Il condono, come si sa, consente di sanare costruzioni che, altrimenti, non potrebbero esistere. Il trucco consiste nell’aver richiesto, per tempo e con tutti i documenti necessari, di condonare baracche, vecchi ruderi, stalle, depositi o capannoni dichiarando, però, che l’originaria destinazione d’uso era già stata modificata in “residenziale”, allegando qualche foto con improbabili interni, arredati come ogni appartamento degno di questo nome.

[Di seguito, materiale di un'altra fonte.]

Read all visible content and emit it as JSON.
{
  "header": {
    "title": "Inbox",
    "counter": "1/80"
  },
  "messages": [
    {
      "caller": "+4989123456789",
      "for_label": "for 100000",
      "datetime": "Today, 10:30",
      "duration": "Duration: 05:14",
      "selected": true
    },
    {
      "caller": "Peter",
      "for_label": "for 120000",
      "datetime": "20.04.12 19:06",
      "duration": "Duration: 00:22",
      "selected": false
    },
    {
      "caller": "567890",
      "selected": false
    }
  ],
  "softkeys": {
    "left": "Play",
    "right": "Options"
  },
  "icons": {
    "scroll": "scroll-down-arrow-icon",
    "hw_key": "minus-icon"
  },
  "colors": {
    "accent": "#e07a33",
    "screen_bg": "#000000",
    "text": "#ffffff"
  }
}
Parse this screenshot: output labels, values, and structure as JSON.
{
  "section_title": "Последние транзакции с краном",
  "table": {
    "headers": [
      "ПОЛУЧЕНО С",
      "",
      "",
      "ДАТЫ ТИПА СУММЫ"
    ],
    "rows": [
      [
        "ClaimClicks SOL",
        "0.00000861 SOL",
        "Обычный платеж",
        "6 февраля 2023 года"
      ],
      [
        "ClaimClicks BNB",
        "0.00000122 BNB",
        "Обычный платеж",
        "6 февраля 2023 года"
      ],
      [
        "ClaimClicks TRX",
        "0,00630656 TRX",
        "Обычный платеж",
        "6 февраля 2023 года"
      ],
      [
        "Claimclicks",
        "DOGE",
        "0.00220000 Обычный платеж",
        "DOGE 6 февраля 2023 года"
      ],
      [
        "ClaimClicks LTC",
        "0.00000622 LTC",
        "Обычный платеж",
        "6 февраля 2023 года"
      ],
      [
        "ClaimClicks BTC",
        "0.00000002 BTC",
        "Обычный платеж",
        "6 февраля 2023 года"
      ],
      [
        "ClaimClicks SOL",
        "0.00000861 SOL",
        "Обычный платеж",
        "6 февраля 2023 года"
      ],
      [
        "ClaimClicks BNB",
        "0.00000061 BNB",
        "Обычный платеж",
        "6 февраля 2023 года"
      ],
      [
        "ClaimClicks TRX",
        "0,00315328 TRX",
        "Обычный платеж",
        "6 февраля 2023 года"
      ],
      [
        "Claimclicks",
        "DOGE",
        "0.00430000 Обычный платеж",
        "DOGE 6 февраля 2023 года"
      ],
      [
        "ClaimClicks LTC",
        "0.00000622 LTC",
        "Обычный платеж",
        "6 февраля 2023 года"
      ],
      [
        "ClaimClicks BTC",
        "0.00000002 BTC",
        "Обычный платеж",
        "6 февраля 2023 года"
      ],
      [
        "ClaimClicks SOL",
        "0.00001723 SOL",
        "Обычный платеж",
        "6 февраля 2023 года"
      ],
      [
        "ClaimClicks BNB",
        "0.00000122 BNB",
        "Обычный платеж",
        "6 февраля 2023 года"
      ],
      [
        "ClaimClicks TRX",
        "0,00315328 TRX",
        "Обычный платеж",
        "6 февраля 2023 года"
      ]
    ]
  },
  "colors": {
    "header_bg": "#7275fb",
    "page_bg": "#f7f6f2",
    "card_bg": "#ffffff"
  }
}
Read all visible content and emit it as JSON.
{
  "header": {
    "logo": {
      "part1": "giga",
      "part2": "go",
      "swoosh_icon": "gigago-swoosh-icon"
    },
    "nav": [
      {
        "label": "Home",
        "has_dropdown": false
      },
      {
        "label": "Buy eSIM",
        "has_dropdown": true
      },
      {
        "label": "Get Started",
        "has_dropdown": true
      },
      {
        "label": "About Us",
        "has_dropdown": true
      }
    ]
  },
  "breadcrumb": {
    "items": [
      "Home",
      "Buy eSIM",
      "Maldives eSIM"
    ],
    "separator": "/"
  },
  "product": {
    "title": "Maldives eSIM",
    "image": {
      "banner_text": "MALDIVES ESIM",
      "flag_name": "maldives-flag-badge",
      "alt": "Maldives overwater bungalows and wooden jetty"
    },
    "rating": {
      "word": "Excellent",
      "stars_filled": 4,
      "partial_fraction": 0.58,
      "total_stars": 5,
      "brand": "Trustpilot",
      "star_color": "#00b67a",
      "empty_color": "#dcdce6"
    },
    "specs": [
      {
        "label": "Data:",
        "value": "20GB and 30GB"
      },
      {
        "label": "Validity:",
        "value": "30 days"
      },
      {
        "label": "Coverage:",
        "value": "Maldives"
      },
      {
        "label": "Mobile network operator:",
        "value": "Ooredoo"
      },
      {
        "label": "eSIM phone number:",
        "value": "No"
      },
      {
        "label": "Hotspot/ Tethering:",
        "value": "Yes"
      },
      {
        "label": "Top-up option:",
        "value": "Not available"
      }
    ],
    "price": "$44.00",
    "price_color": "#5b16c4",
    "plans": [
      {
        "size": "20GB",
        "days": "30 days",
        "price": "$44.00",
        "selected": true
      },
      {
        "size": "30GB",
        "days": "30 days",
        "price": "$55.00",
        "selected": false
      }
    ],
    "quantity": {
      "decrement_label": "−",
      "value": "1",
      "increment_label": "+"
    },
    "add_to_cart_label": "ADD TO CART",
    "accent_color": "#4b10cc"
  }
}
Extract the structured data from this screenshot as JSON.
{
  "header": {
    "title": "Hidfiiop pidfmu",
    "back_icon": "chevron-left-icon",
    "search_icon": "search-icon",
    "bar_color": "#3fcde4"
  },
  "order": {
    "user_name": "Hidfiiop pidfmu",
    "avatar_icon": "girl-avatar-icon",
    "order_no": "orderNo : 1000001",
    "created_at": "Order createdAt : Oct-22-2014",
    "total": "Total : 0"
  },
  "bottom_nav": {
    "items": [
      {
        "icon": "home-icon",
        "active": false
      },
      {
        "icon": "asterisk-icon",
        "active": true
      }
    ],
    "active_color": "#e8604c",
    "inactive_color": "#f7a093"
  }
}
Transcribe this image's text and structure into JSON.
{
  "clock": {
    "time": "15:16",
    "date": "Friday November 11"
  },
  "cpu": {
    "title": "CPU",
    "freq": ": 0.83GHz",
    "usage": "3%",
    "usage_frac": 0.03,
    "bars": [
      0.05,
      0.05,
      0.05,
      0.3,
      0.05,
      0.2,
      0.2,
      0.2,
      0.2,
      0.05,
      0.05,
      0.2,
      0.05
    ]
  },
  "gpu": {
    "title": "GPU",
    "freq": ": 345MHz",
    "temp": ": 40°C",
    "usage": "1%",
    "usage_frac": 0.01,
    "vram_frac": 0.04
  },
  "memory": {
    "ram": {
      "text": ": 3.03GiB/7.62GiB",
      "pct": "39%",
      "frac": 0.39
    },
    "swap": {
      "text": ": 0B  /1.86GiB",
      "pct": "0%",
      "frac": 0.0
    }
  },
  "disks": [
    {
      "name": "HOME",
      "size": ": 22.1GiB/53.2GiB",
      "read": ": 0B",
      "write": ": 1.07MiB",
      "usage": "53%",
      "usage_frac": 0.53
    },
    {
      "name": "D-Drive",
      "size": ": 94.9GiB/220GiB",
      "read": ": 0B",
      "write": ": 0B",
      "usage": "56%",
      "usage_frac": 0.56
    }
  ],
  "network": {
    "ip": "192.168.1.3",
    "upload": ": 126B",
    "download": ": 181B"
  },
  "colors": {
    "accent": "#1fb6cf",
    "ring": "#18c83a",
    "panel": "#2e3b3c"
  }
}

Il condono, rilasciato da distratti tecnici comunali, legittima così l’esistenza di un manufatto residenziale in una zona dove non potrebbe mai esistere perché indicata nel piano regolatore come “agricola” o “verde pubblico”.
Ottenuto il pezzo di carta, si richiede al comune, sempre con tutti i documenti del caso, di procedere alla ristrutturazione del manufatto mediante demolizione (che cancella ogni prova dell’inghippo) e ricostruzione, che dovrebbe avvenire a certe condizioni ma che, se nessuno se ne accorge, non rappresenta un problema.
E così, sul terreno agricolo, ecco spuntare la bella palazzina con il cartello “vendesi” prima ancora che sia finita.